For the second time in 16 months, a federal watchdog agency has cited the Minneapolis VA Health Care Center for failures connected to a Minnesota veteran's suicide.

"I want to die," the veteran said after he was admitted to the medical center in the spring of 2018. Three days later, a nurse overheard the man talking on the telephone, saying he was going to die in the hospital. "I want you to have the seven acres for all the help you have given me," the vet told the other person on the line.

Hours later, police responded to a report that a patient had attempted suicide on VA property. Despite CPR, the vet died.

It was the second time within weeks that a veteran had taken his own life at the medical center.

In February 2018, a 33-year-old Lino Lakes man killed himself in the medical center's parking lot, less than 24 hours after he was discharged from its mental health unit. Tim Walz, now Minnesota governor but at that time a ranking member of the U.S. House Committee on Veterans Affairs, asked that the case be reviewed. Months later, the VA Office of Inspector General cited the Minneapolis hospital for numerous failures, including not documenting the patient's access to firearms.

A month later, Walz asked for a review of the second suicide. A 27-page report released this week cited a number of failures such as deficiencies in care coordination, including the failure of the emergency department's staff to follow requirements that they report the patient's suicidal ideation to the medical center's suicide prevention coordinator.

In a written statement Thursday, VA officials noted that the report focuses on events that happened 20 months ago.

Since then, they said, they've made improvements to address the failures. The report doesn't identify the veteran, who was in his 60s.

Alissa Harrington of St. Paul, whose brother, Justin Miller, killed himself at the hospital in February 2018, said she takes comfort in the fact that local VA officials are trying to fix the problems.

Still, it was traumatic for her to read the latest report.

"When someone dies by suicide, there are all kinds of questions about why, and one of the things you learn to tell yourself is that it's no one's fault," she said. "But having a government report in black and white in front of you that says no, actually these things did go wrong in the care of that person, blows that out of the water. It's devastating to know that someone could have done something that would have given your loved one a better chance at survival."

Just months apart, the two Minnesota veterans went to the VA hospital in search of help, Harrington said.

"They were suicidal and they needed assistance," she said. "The care coordination wasn't there to make sure they received the level of care they needed to prevent their deaths by suicide."

The VA is a complicated system, Harrington said. "It has to be. It's doing a lot of things," she said. "People need to be talking and communicating with each other."

That hasn't always happened, she said.

According to the inspector general's review, a dietitian, chaplain and a registered nurse failed to communicate the man's suicidal thoughts to others on the treatment team.
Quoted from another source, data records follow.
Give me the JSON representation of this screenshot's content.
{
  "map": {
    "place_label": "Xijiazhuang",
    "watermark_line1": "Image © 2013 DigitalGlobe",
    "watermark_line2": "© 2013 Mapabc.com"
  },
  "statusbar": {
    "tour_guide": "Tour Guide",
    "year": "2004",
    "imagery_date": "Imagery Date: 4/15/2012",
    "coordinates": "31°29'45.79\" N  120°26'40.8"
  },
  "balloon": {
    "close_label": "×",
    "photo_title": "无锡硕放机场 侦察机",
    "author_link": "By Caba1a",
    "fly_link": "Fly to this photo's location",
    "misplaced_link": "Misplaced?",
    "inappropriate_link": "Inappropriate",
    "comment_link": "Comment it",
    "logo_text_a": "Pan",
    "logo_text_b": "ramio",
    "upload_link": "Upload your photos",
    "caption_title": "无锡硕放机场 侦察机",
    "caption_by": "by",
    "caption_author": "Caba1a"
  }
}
That resulted in "missed opportunities" in care that might have prevented his death, the report said.

"In the case of this veteran," Harrington said, "he was telling people, not necessarily the doctors, that he was there to die, and they didn't coordinate."

After the man's death, the inspector general's report said VA officials didn't conduct an "effective fact-finding to determine root causes and corrective actions sufficiently."

Minnesota VA officials were working on corrective actions before this week's report.

Suicide prevention is the VA's highest clinical priority, officials said in a statement that listed a number of improvements made to prevent similar tragedies.

Among the changes, the VA has integrated reports on suicidal behavior and overdoses into emergency department processes, taken steps to make sure veterans with suicidal ideation or behaviors are under closer supervision and hired a suicide prevention program manager who works across all service areas to coordinate prevention efforts.

Such improvements are a good first step, Harrington said.

"They're finally recognizing that doing the same things over and over again is not working," she said. "There needs to be large systematic change, and I recognize that takes time."

She'll be watching. "I know that large systems don't change unless you keep pushing them to do so," Harrington said.

Her voice trailed off as emotion overcame her. "I think both [men] would have had a chance to survive had they received better care from the VA," she said. "It breaks my heart."